Wikipedia challenges the notion that only winners write history by inviting winners, losers and third parties to debate the “facts.” Perhaps, the reason institutions are fearful of Wikipedia is that it democratizes knowledge. The site embodies participatory culture and challenges our established “truths.” Moreover, Wikipedia has approximately 100 thousand contributors that participate in 12 million edits on a monthly basis (source?).
Wikipedia will not resolve an international dispute. Nevertheless, the site is increasingly becoming a forum that challenges subjective, traditional and institutionalized information – and in the case of Falkland Islands, history. The entry remains intact along with the notion that Britain “reestablished” its rule and that Argentina “invaded.” However, looking at how information wars are conducted on Wikipedia can help us better understand the benefits of consensus. Argentina and Great Britain are two democracies that will continue to have diverging opinions on what took place in 1982 on the Falkland Islands.

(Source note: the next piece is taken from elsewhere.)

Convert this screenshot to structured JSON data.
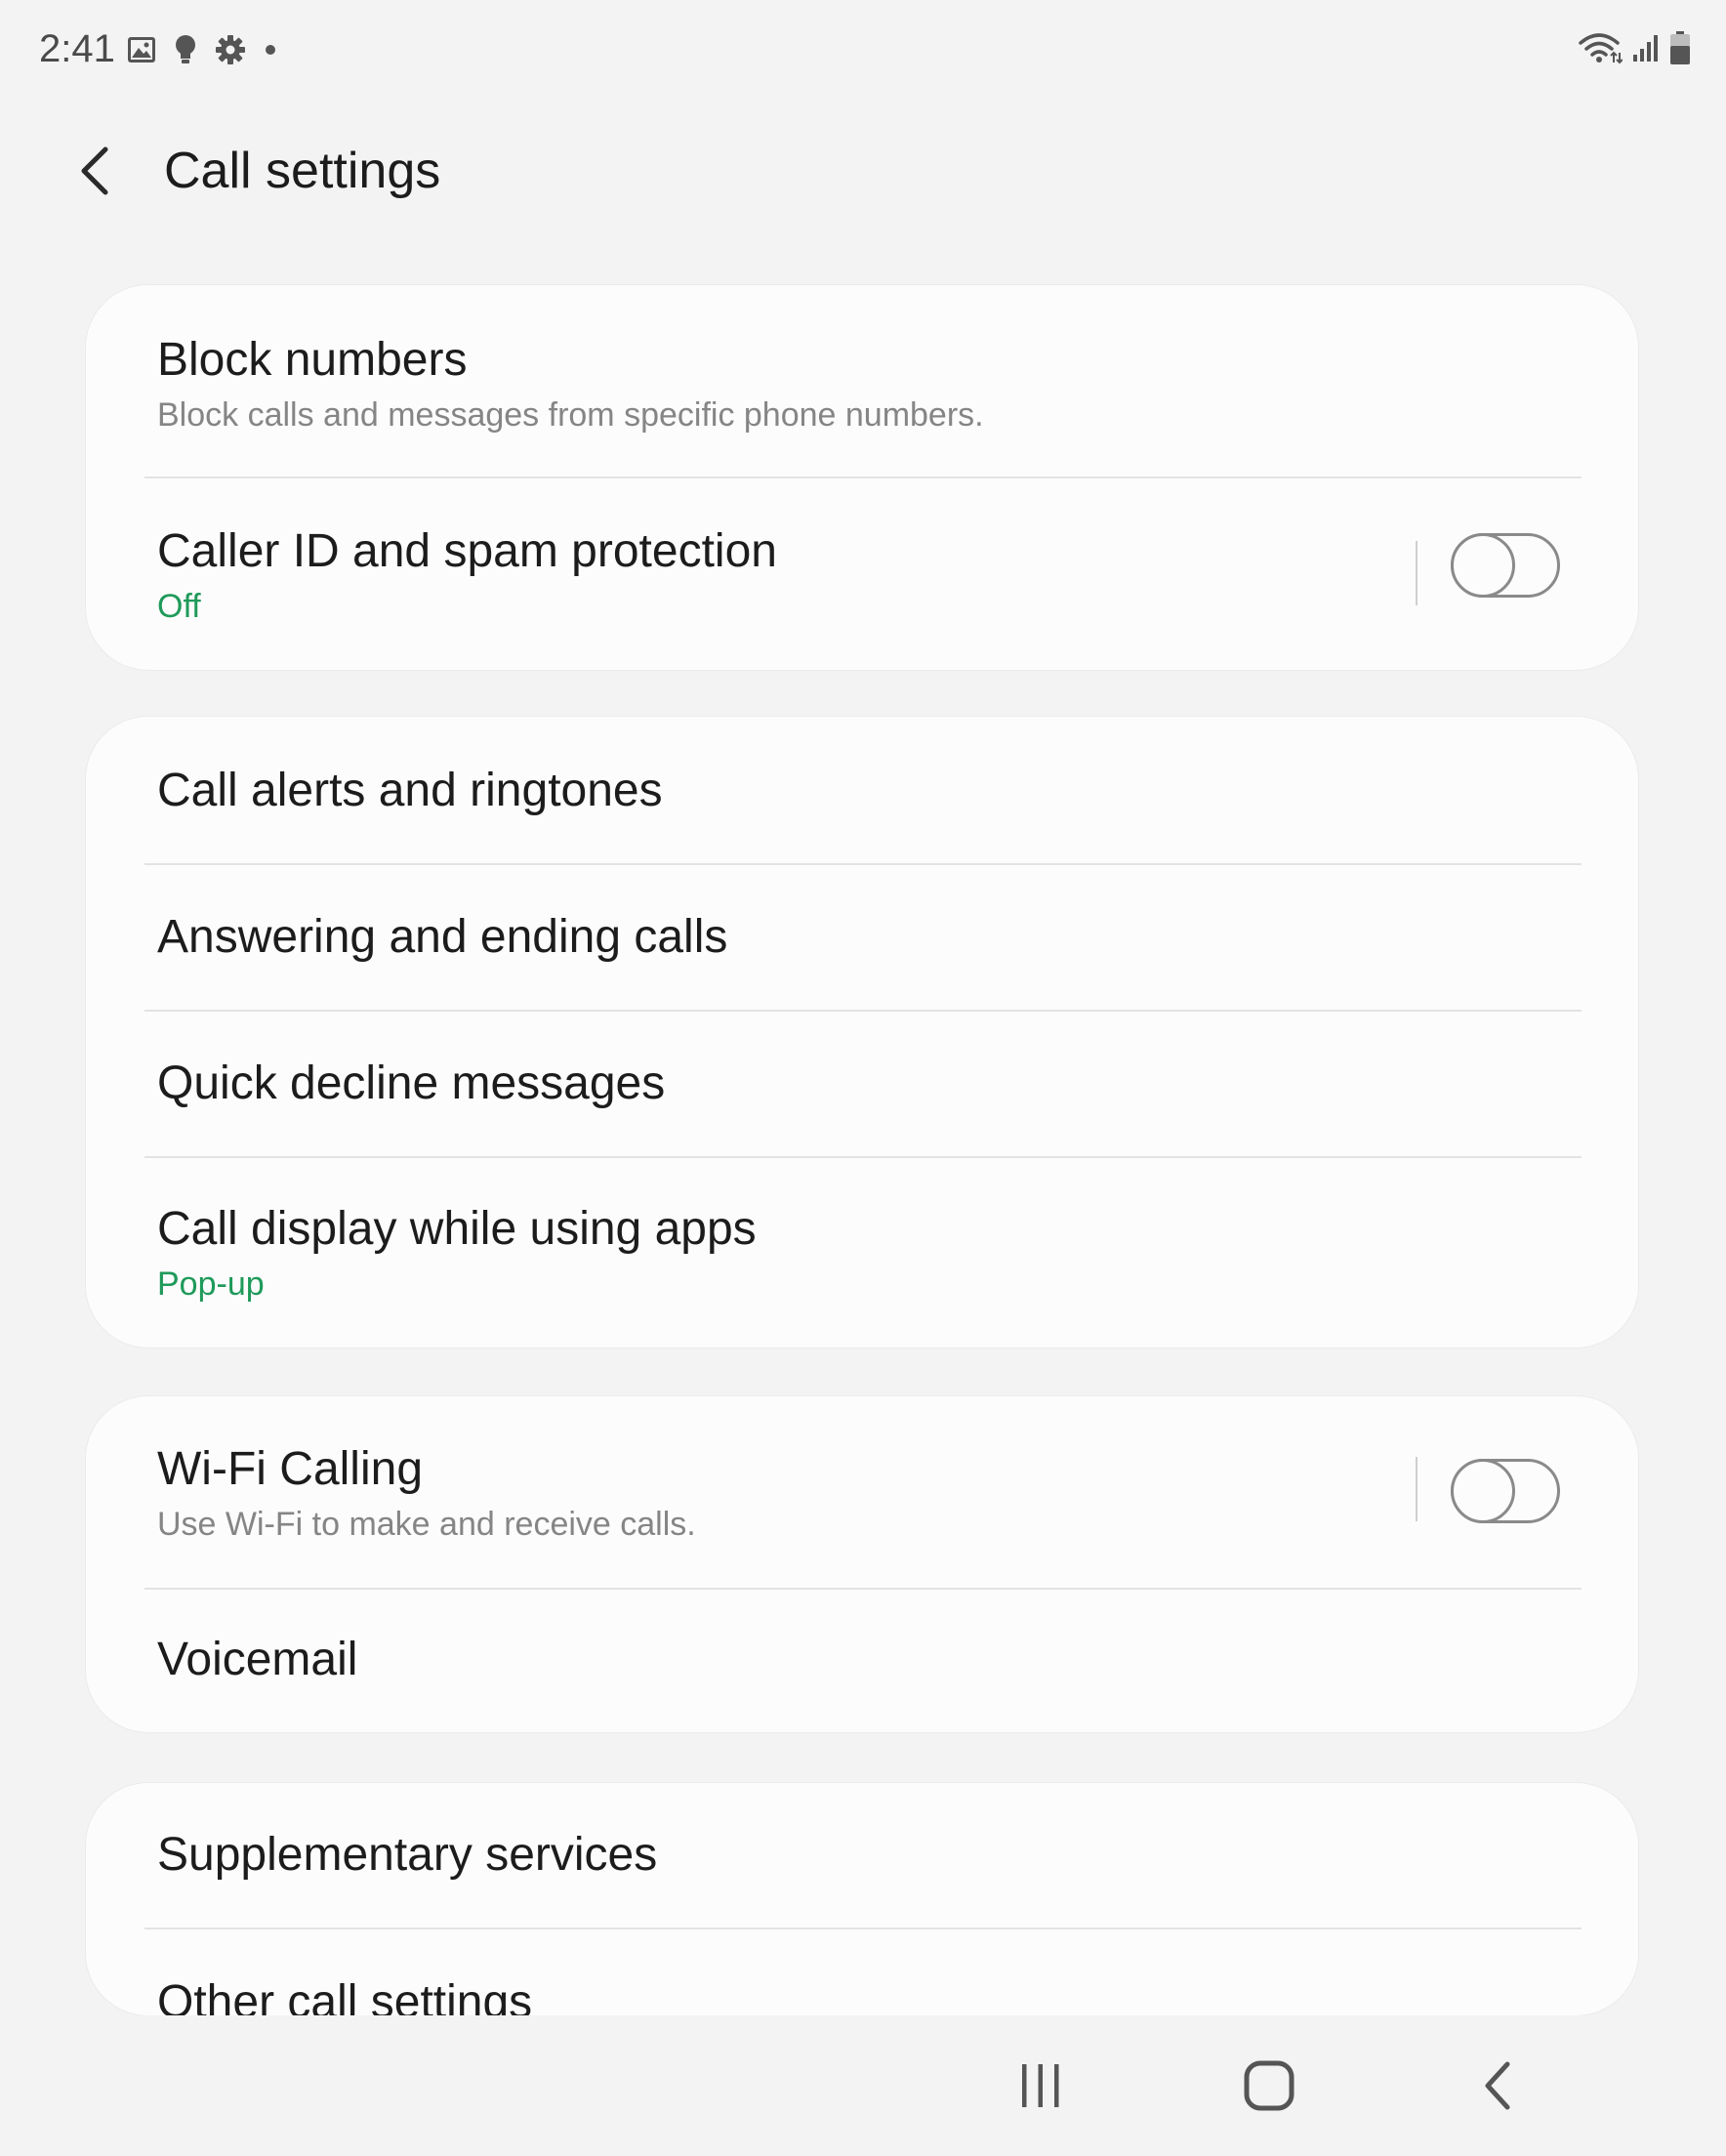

Nevertheless, the real threat for Argentina’s and Britain’s historic memories are not one another but Wikipedia, which poses a third power that will scrutinize, challenge and possibly even disprove what each of these nations holds as historic truths. Institutions, governments and international organizations may disregard these new conclusions. However, Wikipedia does not serve these powers, it serves the people and their knowledge.